Wang Mian (1287-1359), né dans une famille agricole, choisit la vie recluse dans son patelin sous le nom de Meihua Wuzhu (Maitre de la maison du prunier en fleurs) après avoir échoué les examens impériaux. Ses peintures à l'encre de pruniers en fleurs au style léger et rafraîchissant avaient beaucoup de charme naturel.

Xu Wei (1521-1593), poète, peintre et dramaturge du milieu de la dynastie des Ming, était considéré comme celui qui avait complété la transformation de la peinture de fleurs-et-oiseaux du style classique au style des lettrés avec une touche d'« impressionnisme à l'encre ».

Fleurs de Prunier, Orchidées, Bambous et Pierres, La Peinture Chinoise des Érudits

Pivoines et rochers (120,6 cm x 58,4 cm) de Xu Wei.

Xu Wei, dont le pseudonyme d'artiste était Wenchang, aussi appelé Tianchi et Qingteng, étaitt originaire de Shanyin (actuellement Shaoxing) dans la province du Zhejiang. Sa pièce de théâtre de jeunesse Si Sheng Yuan fut appréciée par le grand dramaturge des Ming, Tang Xianzu. Xu vécut toute sa vie dans la pauvreté et connut plusieurs échecs successifs aux examens impériaux, ce qui finit par causer chez lui un désordre mental. Il tua sa femme et fut emprisonné. Dans ses dernières années, il fut relâché, et il mourut à l'âge de 73 ans. Sa vie active de peintre n'avait duré que dix ans. Dans un poème, il se décrivait :

Errant sans but la moitié de ma vie, je deviens vieux ;

Seul dans mon étude au vent de la nuit, je me lamente,

Regardant les inestimables perles brillantes de mon pinceau.

Montant et descendant parmi les cannes sauvages, je marche dans le froid.

Les fleurs-et-oiseaux de Xu et ses calligraphies étaient connues comme « style de la Canne verte », qui incorporait les éléments des Song et des Yuan et ceux de Shen Zhou et Lin Liang.

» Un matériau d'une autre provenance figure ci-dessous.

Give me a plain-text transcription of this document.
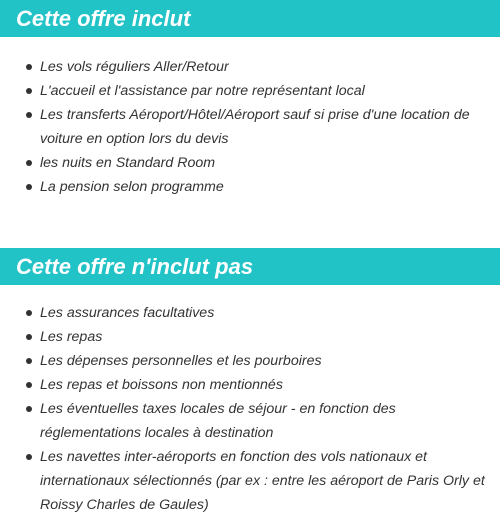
Cette offre inclut
Les vols réguliers Aller/Retour
L'accueil et l'assistance par notre représentant local
Les transferts Aéroport/Hôtel/Aéroport sauf si prise d'une location de voiture en option lors du devis
les nuits en Standard Room
La pension selon programme
Cette offre n'inclut pas
Les assurances facultatives
Les repas
Les dépenses personnelles et les pourboires
Les repas et boissons non mentionnés
Les éventuelles taxes locales de séjour - en fonction des réglementations locales à destination
Les navettes inter-aéroports en fonction des vols nationaux et internationaux sélectionnés (par ex : entre les aéroport de Paris Orly et Roissy Charles de Gaules)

Par contraste contre l'inactivité et la grâce de l'école de Wu, Xu exprimait directement ses sentiments qui déferlaient. Il brisa la limite des formes et imprégna ses sujets de puissants sentiments personnels. Il utilisa des sujets controversés pour exprimer ses propres émotions. Tirant pleinement avantage du papier xuan pour la peinture chinoise, il écrivit et peignit librement avec de l'encre humide et coulante. Ses chefs-d'œuvre encore existants sont Pivoine et rochers (Mudan Jiaoshi tu), Raisins (Putao tu), Fleurs à l'encre (Mo Hua tu) entre autres.

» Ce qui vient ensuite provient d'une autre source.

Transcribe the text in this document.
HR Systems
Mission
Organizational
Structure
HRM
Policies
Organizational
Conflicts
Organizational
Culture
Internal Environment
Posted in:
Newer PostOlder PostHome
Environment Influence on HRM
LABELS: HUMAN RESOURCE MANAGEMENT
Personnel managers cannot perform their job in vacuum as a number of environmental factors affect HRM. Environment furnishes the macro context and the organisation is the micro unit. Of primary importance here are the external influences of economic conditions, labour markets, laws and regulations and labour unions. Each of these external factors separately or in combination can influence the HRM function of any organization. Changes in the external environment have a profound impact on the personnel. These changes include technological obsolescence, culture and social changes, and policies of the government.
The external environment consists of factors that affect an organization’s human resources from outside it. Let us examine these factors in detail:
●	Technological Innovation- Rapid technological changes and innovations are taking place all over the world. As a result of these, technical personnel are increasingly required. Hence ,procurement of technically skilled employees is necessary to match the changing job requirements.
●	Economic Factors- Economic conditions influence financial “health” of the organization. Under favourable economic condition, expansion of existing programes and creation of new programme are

Le peintre Zheng Xie de la dynastie des Qing, qui était aussi des « huit excentriques de Yangzhou », appréciait hautement les peintures de Xu Wei et a dit : « Je serais prêt à offrir cinquante onces d'or pour une branche de grenadier de Tianchi (Xu Wei). » Il a gravé un sceau portant l'inscription « Chien devant la porte de la Canne verte » pour exprimer son admiration envers Xu. Qi Baishi des temps modernes a exprimé son respect pour Xu en disant qu'il aurait voulu être né trois-cents ans auparavant pour préparer le papier et moudre l'encre pour « la Canne verte. »

Le style de peinture de Xu exerça une profonde influence et une inspiration significative sur plusieurs peintres des Qing comme Zhu Da, Shi Tao et les « huit excentriques de Yangzhou » et les peintres des temps modernes comme Wu Changshuo et Qi Baishi.